I would say Troll. I'd be cautious about taking a 29er and putting smaller tires on it, even if only slightly smaller, and bringing everything that much closer to the ground. But I've run 26 and 700 on my Troll, and I know it handles both just fine.

On the other hand, it might depend on how fat you plan to go. If you're going to push the boundaries of what fits, you'll probably do a little better with an Ogre, and, with a fatter tire, you're really not changing the diameter of your tire that much from the standard 29er. If you're going for something a little narrower, say around or under 2", I'd stick with the Troll.


----------



## leeboh (Aug 5, 2011)

Umm, instigator and Karate monkey are 27.5s Troll is 26 and ogre is 29".


----------



## Rob_E (Nov 22, 2010)

leeboh said:


> Umm, instigator and Karate monkey are 27.5s Troll is 26 and ogre is 29".

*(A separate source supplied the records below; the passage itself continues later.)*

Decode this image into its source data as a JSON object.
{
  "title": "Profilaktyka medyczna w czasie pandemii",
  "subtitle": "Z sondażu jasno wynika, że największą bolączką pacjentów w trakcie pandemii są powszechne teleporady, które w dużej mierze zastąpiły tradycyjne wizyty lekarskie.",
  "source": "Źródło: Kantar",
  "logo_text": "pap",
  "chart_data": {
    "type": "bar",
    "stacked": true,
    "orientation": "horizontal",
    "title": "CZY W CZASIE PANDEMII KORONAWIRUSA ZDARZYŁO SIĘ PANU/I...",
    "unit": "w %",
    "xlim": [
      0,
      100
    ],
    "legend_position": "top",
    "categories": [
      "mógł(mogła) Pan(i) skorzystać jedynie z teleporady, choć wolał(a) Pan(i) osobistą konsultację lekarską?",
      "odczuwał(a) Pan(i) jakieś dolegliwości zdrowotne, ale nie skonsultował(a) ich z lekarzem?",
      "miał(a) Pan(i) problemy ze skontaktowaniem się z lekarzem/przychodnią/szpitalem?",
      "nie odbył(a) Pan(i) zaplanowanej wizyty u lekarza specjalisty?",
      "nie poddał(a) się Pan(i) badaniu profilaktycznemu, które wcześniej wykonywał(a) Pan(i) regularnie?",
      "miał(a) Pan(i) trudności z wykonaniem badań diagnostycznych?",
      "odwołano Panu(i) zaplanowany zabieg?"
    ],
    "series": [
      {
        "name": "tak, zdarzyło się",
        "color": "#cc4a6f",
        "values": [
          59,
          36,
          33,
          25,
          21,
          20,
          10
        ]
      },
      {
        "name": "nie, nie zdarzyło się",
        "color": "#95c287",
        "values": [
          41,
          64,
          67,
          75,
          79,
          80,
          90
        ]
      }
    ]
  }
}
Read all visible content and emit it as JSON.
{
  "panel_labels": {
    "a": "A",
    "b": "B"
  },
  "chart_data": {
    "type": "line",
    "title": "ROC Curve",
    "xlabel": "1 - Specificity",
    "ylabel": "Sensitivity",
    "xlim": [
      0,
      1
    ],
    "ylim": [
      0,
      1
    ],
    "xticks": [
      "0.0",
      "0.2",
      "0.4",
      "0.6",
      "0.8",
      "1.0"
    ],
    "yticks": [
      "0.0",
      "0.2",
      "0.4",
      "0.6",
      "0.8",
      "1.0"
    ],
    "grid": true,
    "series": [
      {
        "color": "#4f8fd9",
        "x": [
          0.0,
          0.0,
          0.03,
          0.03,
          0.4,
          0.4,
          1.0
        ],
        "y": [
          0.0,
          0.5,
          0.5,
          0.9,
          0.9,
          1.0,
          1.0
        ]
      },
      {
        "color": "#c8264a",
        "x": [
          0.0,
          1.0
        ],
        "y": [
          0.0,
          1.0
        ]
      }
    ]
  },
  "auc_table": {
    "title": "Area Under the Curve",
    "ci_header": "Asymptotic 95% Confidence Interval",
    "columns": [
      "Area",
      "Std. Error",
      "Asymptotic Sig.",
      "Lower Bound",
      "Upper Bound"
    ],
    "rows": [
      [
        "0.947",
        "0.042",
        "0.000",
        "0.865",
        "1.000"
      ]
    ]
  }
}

Sure, but if you're building it yourself, you can put any wheels on it. May not work, but that's a different issue. When I got my Troll frame, I hadn't built up my 26" wheels yet, so I got it running by taking the 700c wheels off of my touring bike. Rode that bike as 700c bike for a few months, and, for a few weeks, with a 700c front and 26" rear wheel. Worked fine. The reason I recommend the Troll for this is that it can handle a variety of wheel sizes.


----------



## leeboh (Aug 5, 2011)

Sure it will work, but not ideal. OP, tire size/width planning on using? Look at trail, rake and bb drop for some issues.


----------



## Rob_E (Nov 22, 2010)

leeboh said:


> Sure it will work, but not ideal. OP, tire size/width planning on using? Look at trail, rake and bb drop for some issues.


Trail will be affected by different wheel sizes, maybe. Tire size/width is a big factor, so, yes, the OP needs to be thinking of that. In my case, the diameter of my 26" x 2.15" tire was almost exactly the same as my 700 x 40 tire. So, equally ideal from geometry standpoint, although I prefer the 26".

Rake is not affected by tire size.

Bottom Bracket Drop is not affected by tire size, but Bottom Bracket Height is. So it's certainly worth looking at, and it's the main reason I'd look at the Troll rather than the Ogre, because it seems like unless you're running very wide tires, you're going to put the bottom bracket a little lower on the Ogre.

But the fact that these values change with tire size, does not mean the bike will somehow be less than ideal if you use the "wrong" wheel size. What makes the bike ideal is a matter of preference, and, using the Troll as an example, it's made to fit some wide tires, up to 3", but you could run considerably narrower tires as well. If you consider the Troll range to be from about 26" x 1.5" to 26" x 3.0", then you could swap in a set of 650B tires from about 28mm wide to about 2.5" and still have the exact same measurements as what you could get on a 26" tire.

The only real issue is that you have to use disc brakes, because caliper brakes will likely not line up properly with the brake track on 650B rim if the frame was not designed for it.


----------